El llamado “buen ladrón” no estaba colgado en la cruz por su buena conducta, cuando él mismo afirma que merecía estar sufriendo esa forma de morir tan cruel por sus maldades. De hecho la cruz estaba reservada para quienes cometían delitos graves contra el imperio y sus normas jurídicas. Este hombre padecía esta manera de ajusticiamiento tan horroroso junto con otro forajido que había sido condenado por las leyes romanas.
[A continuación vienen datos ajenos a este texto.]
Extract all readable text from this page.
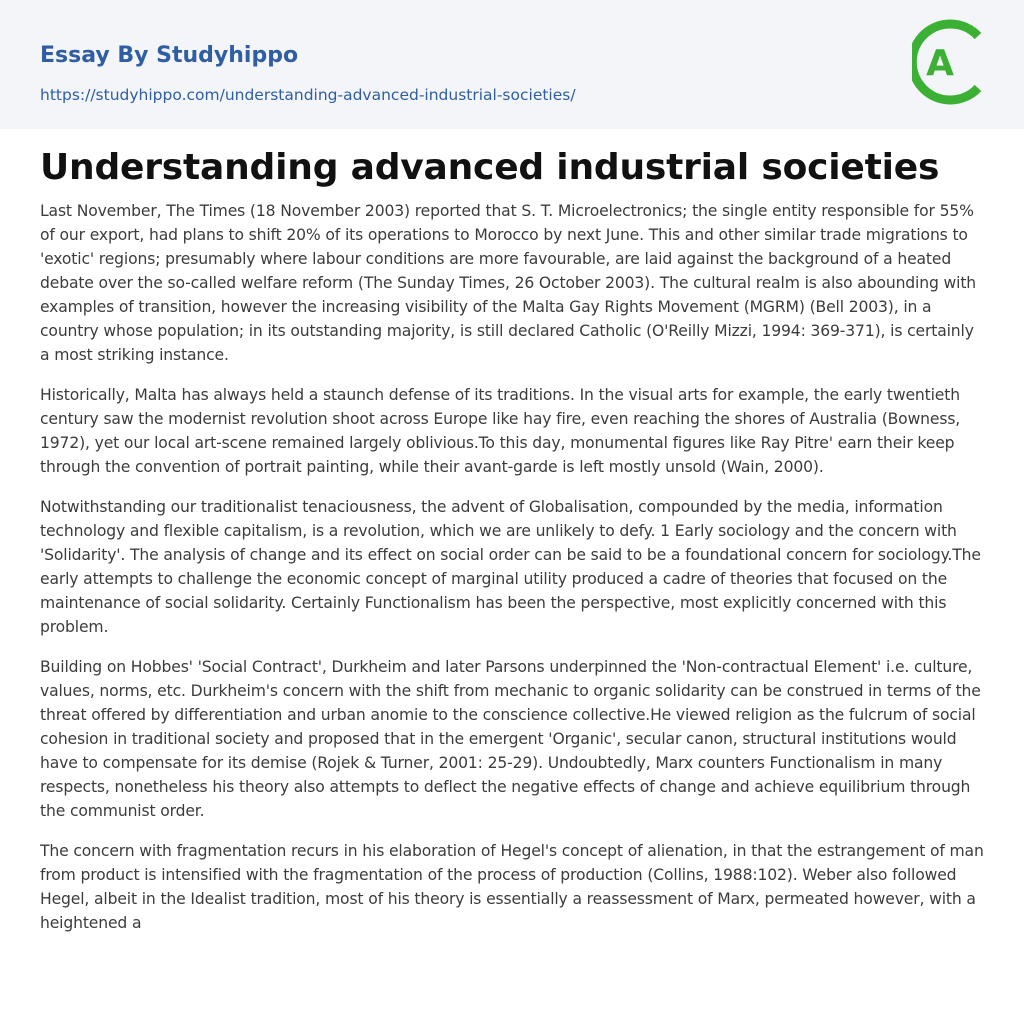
Essay By Studyhippo
https://studyhippo.com/understanding-advanced-industrial-societies/
A
Understanding advanced industrial societies

Last November, The Times (18 November 2003) reported that S. T. Microelectronics; the single entity responsible for 55% of our export, had plans to shift 20% of its operations to Morocco by next June. This and other similar trade migrations to 'exotic' regions; presumably where labour conditions are more favourable, are laid against the background of a heated debate over the so-called welfare reform (The Sunday Times, 26 October 2003). The cultural realm is also abounding with examples of transition, however the increasing visibility of the Malta Gay Rights Movement (MGRM) (Bell 2003), in a country whose population; in its outstanding majority, is still declared Catholic (O'Reilly Mizzi, 1994: 369-371), is certainly a most striking instance.

Historically, Malta has always held a staunch defense of its traditions. In the visual arts for example, the early twentieth century saw the modernist revolution shoot across Europe like hay fire, even reaching the shores of Australia (Bowness, 1972), yet our local art-scene remained largely oblivious.To this day, monumental figures like Ray Pitre' earn their keep through the convention of portrait painting, while their avant-garde is left mostly unsold (Wain, 2000).

Notwithstanding our traditionalist tenaciousness, the advent of Globalisation, compounded by the media, information technology and flexible capitalism, is a revolution, which we are unlikely to defy. 1 Early sociology and the concern with 'Solidarity'. The analysis of change and its effect on social order can be said to be a foundational concern for sociology.The early attempts to challenge the economic concept of marginal utility produced a cadre of theories that focused on the maintenance of social solidarity. Certainly Functionalism has been the perspective, most explicitly concerned with this problem.

Building on Hobbes' 'Social Contract', Durkheim and later Parsons underpinned the 'Non-contractual Element' i.e. culture, values, norms, etc. Durkheim's concern with the shift from mechanic to organic solidarity can be construed in terms of the threat offered by differentiation and urban anomie to the conscience collective.He viewed religion as the fulcrum of social cohesion in traditional society and proposed that in the emergent 'Organic', secular canon, structural institutions would have to compensate for its demise (Rojek & Turner, 2001: 25-29). Undoubtedly, Marx counters Functionalism in many respects, nonetheless his theory also attempts to deflect the negative effects of change and achieve equilibrium through the communist order.

The concern with fragmentation recurs in his elaboration of Hegel's concept of alienation, in that the estrangement of man from product is intensified with the fragmentation of the process of production (Collins, 1988:102). Weber also followed Hegel, albeit in the Idealist tradition, most of his theory is essentially a reassessment of Marx, permeated however, with a heightened a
Ambos, como muchos de los crucificados, estarían insultando a los soldados romanos, blasfemando, maldiciendo y muriendo con gran desesperación.

Pero al elevar a lo alto, en medio de ellos, al santo, al inocente, al verbo encarnado, sintieron ambos una corriente de emociones intensas que los hace reaccionar y reflexionar de dos maneras: 1. “Si eres tan milagroso, tan poderoso, por qué no nos bajas de aquí, o es que eres un impostor”. Esta afirmación iría acompañada de insultos y ofensas. La otra reacción: “Cállate, que este no ha cometido delito alguno. Tú y yo sí merecemos estar aquí. Te estás muriendo, guarda silencio e invoca a Dios”. Dos formas de ver la vida, de actuar ante la más grande injusticia, el crimen más espantoso, el acto más aberrante que se ha dado en la historia de la humanidad. Dos formas de reaccionar ante el mismo suceso: “nos están matando; nos queda poco tiempo de vida… veré en qué invierto este momento que me queda, maldiciendo e insultando, o pensando en mi salvación, invocando la misericordia del santo”. Libremente cada uno escogió su forma de morir, una para salvarse, la otra, para condenarse.

“Jesús, acuérdate de mí cuando estés en el Reino de los Cielos”… esta forma de actuar ante la más terrible realidad: se está muriendo una persona, no hay futuro, no hay manera de escaparse de esto, es obra del Espíritu Santo que iluminó al llamado “Buen Ladrón” y lo hizo confesar su fe en el Redentor, pero en un Salvador colgado del madero, manando sangre de múltiples heridas por los latigazos y más aún en sus manos y pies por los clavos. En alguien que está agonizando y casi no puede respirar y que demuestra una total indefensión, fragilidad e impotencia y que se está muriendo derrotado por sus enemigos, fracasado según el mundo y la ley judía.

La fe del “Buen Ladrón” es grande, inmensa, porque no se basa en características de grandeza, poder y brillantez en el que colgaba de la cruz, sino en la visión de una piltrafa humana, que se moría lentamente, y que únicamente hablaba con su Dios y con su madre. Su confesión de fe es única porque cree que en ese pobre hombre, humillado, maltratado, que se desangra y se asfixia, que queda abandonado por todos, que está desnudo y su cuerpo lleno de moscas que se posaban en sus heridas, ese era el Hijo de Dios. Qué fe tan grande, tan única, sublime, excelsa, bella, iluminada e iluminadora, que se traduce en un sonoro y precioso grito: “Acuérdate de mí cuando estés en el Reino de los Cielos”.

“Hoy mismo estarás conmigo en el paraíso”, le contestó Jesús. Esa fe superó la crisis y pérdida de fe de los discípulos y conquistó la misericordia divina porque le arrancó al Corazón de Jesús una promesa maravillosa, la de estar con él en el cielo y para siempre. Se cruzaron ambas miradas y se unieron esos dos corazones, el del Redentor y el del que estaba siendo salvado. Es un diálogo hermoso, profundo, consolador para nosotros. No importó la historia de aquél hombre, sus pecados pasados, sus crímenes, sino un corazón arrepentido, dispuesto al cambio, que se encontró con el Señor, lo descubrió, lo aceptó y lo proclamó. Y el Señor lo salvó.

Después del consuelo de su madre, que lo acompañó hasta el final, que fortaleció su alma y alivió el dolor de la tortura mental y emocional que experimentaba el Maestro al sentirse abandonado por los discípulos, despreciado y burlado por el populacho, la confesión pública de fe del Buen Ladrón, es el bálsamo humano que hace menos triste y angustiosa la pasión de Jesús.

Y se fue al cielo con Jesús y fue el primero en entrar, seguido por los patriarcas y profetas, los santos del Antiguo Testamento y todos los de buena voluntad que en el mundo esperaban en el reino de los muertos la Resurrección de Jesús. Sí, fue el primero, demostrando la misericordia de Dios que busca siempre que cambiemos el corazón, dejemos atrás la maldad, aceptemos a Cristo como nuestro Salvador y dediquemos el resto de nuestra vida a estar con él, con quien somos invencibles.